Dans mes premières années, je voulus bien l’incorporer dans mes jeux. Il s’appelait Dudule.
Je lui fis tenir le rôle du père qui me forçait à manger ma soupe. Je m’installais sous la table ronde recouverte d’un grand tapis de table conçu point par point en tapisserie. C’était un chef d’œuvre qui descendait jusqu’à terre. Bien protégée, j’y installais ma maison pour jouer à la dînette avec mes poupées. Ma maman me donnait un peu d’eau et de café pour verser dans les assiettes. C’était amer mais je jouais la scène. Je devais boire les soupes. Les autres  avaient des compliments et moi je tenais tête à Dudule, ce père improvisé. Je me retrouvais dehors (hors de la table) jusqu’à ce que je finisse cette soupe amère qui me donnait envie de vomir.
Deuxième tableau : Je préparais mes noces avec Dudule. C’était beaucoup de préparations, des rideaux faisaient office de toilettes. Je disais «oui» au maire. Evidemment, je jouais tous les rôles. Le repas de noces était selon le moment : des mûres, du sucre, pas grand-chose mais c’était loin des histoires avec mon Prince Charmant rencontré par hasard dans des circonstances imprévues et qui se terminaient bien.
Le troisième scénario : J’étais chef indien avec mon arc à flèches et mon couteau en carton.

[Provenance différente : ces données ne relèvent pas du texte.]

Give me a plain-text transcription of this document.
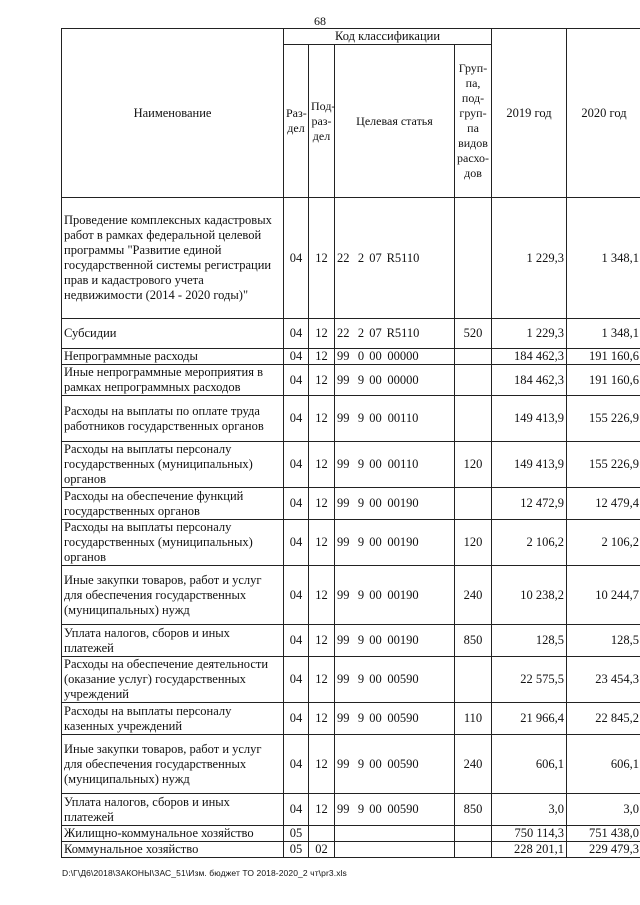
68
Наименование	Код классификации				2019 год	2020 год
	Раз-дел	Под-раз-дел	Целевая статья	Груп-па, под-груп-па видов расхо-дов		
Проведение комплексных кадастровых работ в рамках федеральной целевой программы "Развитие единой государственной системы регистрации прав и кадастрового учета недвижимости (2014 - 2020 годы)"	04	12	22 2 07 R5110		1 229,3	1 348,1
Субсидии	04	12	22 2 07 R5110	520	1 229,3	1 348,1
Непрограммные расходы	04	12	99 0 00 00000		184 462,3	191 160,6
Иные непрограммные мероприятия в рамках непрограммных расходов	04	12	99 9 00 00000		184 462,3	191 160,6
Расходы на выплаты по оплате труда работников государственных органов	04	12	99 9 00 00110		149 413,9	155 226,9
Расходы на выплаты персоналу государственных (муниципальных) органов	04	12	99 9 00 00110	120	149 413,9	155 226,9
Расходы на обеспечение функций государственных органов	04	12	99 9 00 00190		12 472,9	12 479,4
Расходы на выплаты персоналу государственных (муниципальных) органов	04	12	99 9 00 00190	120	2 106,2	2 106,2
Иные закупки товаров, работ и услуг для обеспечения государственных (муниципальных) нужд	04	12	99 9 00 00190	240	10 238,2	10 244,7
Уплата налогов, сборов и иных платежей	04	12	99 9 00 00190	850	128,5	128,5
Расходы на обеспечение деятельности (оказание услуг) государственных учреждений	04	12	99 9 00 00590		22 575,5	23 454,3
Расходы на выплаты персоналу казенных учреждений	04	12	99 9 00 00590	110	21 966,4	22 845,2
Иные закупки товаров, работ и услуг для обеспечения государственных (муниципальных) нужд	04	12	99 9 00 00590	240	606,1	606,1
Уплата налогов, сборов и иных платежей	04	12	99 9 00 00590	850	3,0	3,0
Жилищно-коммунальное хозяйство	05				750 114,3	751 438,0
Коммунальное хозяйство	05	02			228 201,1	229 479,3
D:\Г\Д6\2018\ЗАКОНЫ\ЗАС_51\Изм. бюджет ТО 2018-2020_2 чт\pr3.xls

Dudule assis sur son trône avec des présents, était le Grand Manitou. Je dansais, je chantais pour faire venir le soleil, la pluie, la gloire.

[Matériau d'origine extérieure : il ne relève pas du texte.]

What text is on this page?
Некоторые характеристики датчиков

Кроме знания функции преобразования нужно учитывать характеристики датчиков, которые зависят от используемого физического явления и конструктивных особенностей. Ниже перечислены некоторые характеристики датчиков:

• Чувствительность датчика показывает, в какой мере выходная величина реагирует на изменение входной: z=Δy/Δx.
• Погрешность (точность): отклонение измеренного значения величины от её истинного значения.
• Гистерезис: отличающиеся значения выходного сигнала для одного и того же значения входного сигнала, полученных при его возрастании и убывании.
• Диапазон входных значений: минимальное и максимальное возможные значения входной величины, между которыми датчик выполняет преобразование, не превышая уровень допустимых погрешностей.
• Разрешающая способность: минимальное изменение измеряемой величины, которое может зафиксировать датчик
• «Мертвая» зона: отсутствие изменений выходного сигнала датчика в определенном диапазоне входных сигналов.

Ces trois histoires que je vivais régulièrement dans les années 40, se sont arrêtées avec mon entrée au C.P. J’ai réalisé que Dudule n’était pas là pour me faire peur. Je le mis donc de côté.
Je n’avais pas de peluche à moi à câliner. Je ne sais pas ce que Dudule est devenu. Mais il a tenu une place dans ma petite enfance. Il m’a servi à exprimer mes manques et à prendre confiance en moi.
Depuis, j’ai reçu des peluches en cadeau, des délicieux Kiki dont il ne me reste qu’un exemplaire, depuis plus de trente ans, avec son petit biberon. Ses doigts sont un peu rongés mais qu’importe ; je le garde quand même.